Discovering Robots at Miraikan Museum in Tokyo
Happy Museum Monday everyone! We’re back this week with another great museum from our trip to Japan to share with you. When asked what he would like to see or do on our trip, Oskar (my 8 year old) said that the one thing he most wanted to see was robots. Tokyo has many great science museums to choose from, so we did a little research to see which one would be best for little robot fans, and Miraikan came up trumps.
Miraikan – or the National Museum of Emerging Science and Innovation – is located on Odaiba, a high-tech entertainment hub on an artificial island in Tokyo Bay. We travelled there via the Rainbow Bridge on the driver-less Yurikamome train. The whole experience seemed quite futuristic.
The Miraikan building is huge, though the permanent exhibition is set across two floors, plus there’s also a zone for temporary special exhibitions, a shop, cafe, restaurant, and viewing lounge. There is also a theatre, but this was closed for refurbishment during our visit.
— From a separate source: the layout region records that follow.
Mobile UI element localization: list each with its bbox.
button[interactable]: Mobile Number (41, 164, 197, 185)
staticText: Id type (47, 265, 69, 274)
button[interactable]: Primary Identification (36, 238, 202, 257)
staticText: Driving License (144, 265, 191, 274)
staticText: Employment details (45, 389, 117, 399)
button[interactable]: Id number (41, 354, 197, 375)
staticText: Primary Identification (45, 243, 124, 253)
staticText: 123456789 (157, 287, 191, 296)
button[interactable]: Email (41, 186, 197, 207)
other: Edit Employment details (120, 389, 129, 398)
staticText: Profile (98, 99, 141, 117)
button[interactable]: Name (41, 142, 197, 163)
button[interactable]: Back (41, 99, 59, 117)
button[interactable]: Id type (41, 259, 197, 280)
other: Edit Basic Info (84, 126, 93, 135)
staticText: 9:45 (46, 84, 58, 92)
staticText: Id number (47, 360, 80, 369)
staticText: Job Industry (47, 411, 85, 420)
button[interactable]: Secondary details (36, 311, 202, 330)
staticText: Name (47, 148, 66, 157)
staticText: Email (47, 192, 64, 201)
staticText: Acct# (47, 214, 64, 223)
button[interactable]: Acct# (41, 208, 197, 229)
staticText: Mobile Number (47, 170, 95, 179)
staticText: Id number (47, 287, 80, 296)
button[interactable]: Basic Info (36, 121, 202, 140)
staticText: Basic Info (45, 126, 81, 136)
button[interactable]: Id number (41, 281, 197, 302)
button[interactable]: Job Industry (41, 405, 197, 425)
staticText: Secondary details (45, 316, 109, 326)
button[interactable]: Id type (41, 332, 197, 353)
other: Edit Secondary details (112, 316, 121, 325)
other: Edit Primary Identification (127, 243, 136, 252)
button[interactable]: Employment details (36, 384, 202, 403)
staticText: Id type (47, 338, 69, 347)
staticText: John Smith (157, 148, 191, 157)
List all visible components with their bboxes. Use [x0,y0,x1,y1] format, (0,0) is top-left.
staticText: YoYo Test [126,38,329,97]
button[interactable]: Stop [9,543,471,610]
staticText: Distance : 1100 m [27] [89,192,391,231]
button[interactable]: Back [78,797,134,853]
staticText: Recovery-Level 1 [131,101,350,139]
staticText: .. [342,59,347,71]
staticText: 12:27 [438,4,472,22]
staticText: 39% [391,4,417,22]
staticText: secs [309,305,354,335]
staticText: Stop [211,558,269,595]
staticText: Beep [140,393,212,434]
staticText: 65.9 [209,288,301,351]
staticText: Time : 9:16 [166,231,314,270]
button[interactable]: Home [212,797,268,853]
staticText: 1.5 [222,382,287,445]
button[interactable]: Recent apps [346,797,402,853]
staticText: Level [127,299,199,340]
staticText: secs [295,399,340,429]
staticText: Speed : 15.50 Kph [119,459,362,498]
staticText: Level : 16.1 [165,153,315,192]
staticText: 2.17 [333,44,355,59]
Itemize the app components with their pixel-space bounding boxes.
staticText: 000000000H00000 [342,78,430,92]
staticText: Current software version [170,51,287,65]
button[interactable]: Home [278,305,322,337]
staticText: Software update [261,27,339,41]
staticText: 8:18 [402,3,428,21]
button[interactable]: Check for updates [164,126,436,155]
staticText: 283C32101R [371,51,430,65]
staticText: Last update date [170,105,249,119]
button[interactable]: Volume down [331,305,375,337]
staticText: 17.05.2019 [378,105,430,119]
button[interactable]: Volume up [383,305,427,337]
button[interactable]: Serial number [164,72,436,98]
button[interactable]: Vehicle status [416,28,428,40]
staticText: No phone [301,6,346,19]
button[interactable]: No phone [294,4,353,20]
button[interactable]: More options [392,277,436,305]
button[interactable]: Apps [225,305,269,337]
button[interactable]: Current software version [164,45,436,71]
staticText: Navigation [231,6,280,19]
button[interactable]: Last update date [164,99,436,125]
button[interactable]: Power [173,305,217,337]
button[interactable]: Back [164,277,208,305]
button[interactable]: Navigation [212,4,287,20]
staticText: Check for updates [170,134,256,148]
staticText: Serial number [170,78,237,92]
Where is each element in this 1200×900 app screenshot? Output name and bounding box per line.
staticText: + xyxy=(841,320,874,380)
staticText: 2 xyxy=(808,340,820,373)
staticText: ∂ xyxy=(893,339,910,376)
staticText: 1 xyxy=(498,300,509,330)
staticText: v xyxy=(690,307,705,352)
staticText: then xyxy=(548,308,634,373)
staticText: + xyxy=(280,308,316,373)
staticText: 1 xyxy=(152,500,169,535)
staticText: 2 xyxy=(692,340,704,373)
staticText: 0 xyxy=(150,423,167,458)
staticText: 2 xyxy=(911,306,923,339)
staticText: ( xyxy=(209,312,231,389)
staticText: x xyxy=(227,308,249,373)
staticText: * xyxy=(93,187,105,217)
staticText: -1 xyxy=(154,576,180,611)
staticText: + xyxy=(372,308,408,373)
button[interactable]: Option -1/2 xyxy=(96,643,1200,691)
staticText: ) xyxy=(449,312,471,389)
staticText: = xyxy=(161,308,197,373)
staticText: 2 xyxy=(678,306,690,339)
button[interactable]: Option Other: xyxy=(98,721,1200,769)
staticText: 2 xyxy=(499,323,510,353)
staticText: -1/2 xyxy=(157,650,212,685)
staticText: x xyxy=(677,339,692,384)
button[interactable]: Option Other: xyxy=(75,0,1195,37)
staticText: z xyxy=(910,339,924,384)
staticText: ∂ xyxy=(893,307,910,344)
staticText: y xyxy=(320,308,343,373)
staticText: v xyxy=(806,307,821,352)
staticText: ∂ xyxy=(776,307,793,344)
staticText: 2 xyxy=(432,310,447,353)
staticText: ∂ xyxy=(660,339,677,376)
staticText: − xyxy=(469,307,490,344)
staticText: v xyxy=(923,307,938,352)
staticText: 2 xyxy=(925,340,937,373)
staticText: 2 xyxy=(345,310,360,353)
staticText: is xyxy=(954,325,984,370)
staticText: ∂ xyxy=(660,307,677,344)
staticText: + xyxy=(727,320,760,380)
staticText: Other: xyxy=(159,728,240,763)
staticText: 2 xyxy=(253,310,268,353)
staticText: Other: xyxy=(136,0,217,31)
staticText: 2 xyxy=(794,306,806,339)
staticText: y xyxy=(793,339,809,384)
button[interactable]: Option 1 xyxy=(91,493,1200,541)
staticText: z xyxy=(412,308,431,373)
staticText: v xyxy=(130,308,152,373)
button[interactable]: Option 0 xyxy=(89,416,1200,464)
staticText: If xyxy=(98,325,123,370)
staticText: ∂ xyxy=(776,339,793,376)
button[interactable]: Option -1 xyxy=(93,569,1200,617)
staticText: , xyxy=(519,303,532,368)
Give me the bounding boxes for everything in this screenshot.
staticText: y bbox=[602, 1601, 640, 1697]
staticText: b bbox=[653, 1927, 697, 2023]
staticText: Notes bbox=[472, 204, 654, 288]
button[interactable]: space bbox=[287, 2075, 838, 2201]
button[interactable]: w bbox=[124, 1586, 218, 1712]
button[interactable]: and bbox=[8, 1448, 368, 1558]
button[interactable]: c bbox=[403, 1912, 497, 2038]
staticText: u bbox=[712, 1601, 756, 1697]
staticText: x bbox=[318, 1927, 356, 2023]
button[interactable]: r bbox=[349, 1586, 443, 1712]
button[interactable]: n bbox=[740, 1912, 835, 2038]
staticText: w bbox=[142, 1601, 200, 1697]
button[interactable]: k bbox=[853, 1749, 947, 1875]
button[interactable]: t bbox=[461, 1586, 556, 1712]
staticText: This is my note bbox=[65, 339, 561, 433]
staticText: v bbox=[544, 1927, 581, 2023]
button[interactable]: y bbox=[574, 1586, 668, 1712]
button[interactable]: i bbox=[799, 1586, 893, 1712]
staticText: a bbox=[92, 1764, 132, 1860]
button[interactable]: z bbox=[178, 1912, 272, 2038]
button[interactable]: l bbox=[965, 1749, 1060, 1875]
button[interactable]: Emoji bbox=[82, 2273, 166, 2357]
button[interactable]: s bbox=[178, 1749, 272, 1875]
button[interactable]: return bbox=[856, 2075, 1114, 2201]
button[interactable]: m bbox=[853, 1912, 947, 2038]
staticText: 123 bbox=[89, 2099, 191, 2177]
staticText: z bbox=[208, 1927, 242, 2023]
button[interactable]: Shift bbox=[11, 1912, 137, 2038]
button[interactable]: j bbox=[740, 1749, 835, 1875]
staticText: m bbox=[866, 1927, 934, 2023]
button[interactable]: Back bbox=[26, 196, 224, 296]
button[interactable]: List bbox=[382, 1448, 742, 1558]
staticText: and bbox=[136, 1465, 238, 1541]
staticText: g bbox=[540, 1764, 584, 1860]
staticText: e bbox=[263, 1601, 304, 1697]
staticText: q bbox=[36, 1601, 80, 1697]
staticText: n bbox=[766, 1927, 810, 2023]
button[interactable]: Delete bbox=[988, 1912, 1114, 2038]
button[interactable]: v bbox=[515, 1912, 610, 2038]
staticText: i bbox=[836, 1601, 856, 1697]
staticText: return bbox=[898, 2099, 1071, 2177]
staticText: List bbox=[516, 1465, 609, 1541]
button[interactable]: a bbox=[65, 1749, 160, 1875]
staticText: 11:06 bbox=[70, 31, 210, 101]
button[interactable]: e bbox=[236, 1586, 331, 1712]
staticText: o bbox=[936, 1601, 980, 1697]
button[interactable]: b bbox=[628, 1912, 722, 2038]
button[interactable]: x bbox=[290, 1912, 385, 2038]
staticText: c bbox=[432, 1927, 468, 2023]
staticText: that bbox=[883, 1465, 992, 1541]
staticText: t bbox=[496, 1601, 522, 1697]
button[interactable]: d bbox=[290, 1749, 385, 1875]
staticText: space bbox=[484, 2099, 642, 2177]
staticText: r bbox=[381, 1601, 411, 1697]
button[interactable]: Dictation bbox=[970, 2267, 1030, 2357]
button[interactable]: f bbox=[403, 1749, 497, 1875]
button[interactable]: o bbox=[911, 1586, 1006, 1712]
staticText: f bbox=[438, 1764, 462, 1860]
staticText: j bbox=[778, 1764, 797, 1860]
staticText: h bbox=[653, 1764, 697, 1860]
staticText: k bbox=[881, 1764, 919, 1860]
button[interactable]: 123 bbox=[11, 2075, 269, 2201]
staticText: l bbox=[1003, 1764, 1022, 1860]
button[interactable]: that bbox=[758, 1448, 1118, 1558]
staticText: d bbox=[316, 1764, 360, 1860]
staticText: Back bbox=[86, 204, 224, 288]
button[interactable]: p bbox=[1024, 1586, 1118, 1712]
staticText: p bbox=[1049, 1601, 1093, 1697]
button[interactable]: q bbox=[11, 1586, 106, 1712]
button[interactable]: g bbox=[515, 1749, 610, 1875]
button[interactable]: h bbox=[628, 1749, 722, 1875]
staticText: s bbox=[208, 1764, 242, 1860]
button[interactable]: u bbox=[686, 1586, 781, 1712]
When we arrived, we headed straight for the robots section for the demonstration of Asimo (short for Advanced Step in Innovative Mobility) – a humanoid robot created by Honda in 2000. Asimo can walk, talk, run, hop, kick a football, sing, and do sign language. There are several demonstrations a day, every couple of hours, and we watched two of them. Seeing Asimo in action was definitely the highlight of the museum for both boys.
Also in the robots section, we saw an Android and its inner workings, and a robotic pet seal. They also had a timeline showing all the significant robot developments over the past decades, and I was very impressed when Oskar pointed out all the robots that he had seen at the new robots exhibition at the National Museum of Scotland in January. I was glad to see so much of our previous visit had stuck with him.
There were lots of other really cool interactive things to do. One was a gigantic hands-on model if the internet, which uses large black and white balls to visualise how information is sent around the internet. You can programme and send your message from one terminal to another, and then watch as the balls roll around the giant model to deliver your message. It’s quite loud, but the boys loved it.
In other sections of the permanent exhibition you can explore a space station, watch a presentation on a giant globe, explore the science of medicine, walk through giant picture book to learn about communication, and lots, lots more.
Miraikan is recommended for primary school age children and up, but as there are a lot of interactive exhibits and the robot demonstrations so younger kids can enjoy it too. Whilst my 4 year old maybe didn’t quite understand everything, he definitely enjoyed himself. Most of the exhibition interpretation is also available in English as well as Japanese, and the museum app, which is also available in English, has some suggested trails you can follow. Also, be sure to hold on to your tickets, as you will need to scan them to use some of the interactives.
We arrived at the museum an hour after it opened, and stayed until we were thrown out at closing time (and that was without seeing the temporary exhibition, so we are glad we didn’t pay the extra price for that). We were on Odaiba for a total of six hours, and most of that was spent at the museum! We took a break at lunch time for about a hour, and because the weather was quite nice we picked up some lunch from a nearby convenience store and sat outside on some park benches to eat it then went for a wander around the area. There is a cafe and restaurant in the museum too, but your ticket gets you in and out the museum all day so it’s good to have options depending on the weather.
We are glad we took the chance to have a wander, as we discovered some more robots nearby. Outside the DiverCity Tokyo Plaza shopping mall, which is about a 5 minute walk from the museum, we discovered a gigantic Gundam statue standing over 19 metres tall (Gundam being a science fiction series featuring gigantic robots), and a not-quite-so-tall but still impressive Bumblebee state from the latest Transformers movie. I *think* the Bumblee one was just temporary, but the Gundam statue is a permanent feature.
So all in all, Odaiba is the perfect place to take little robot fans if you are visiting Tokyo. All information on museum opening times and admission prices can be found on the Miraikan website.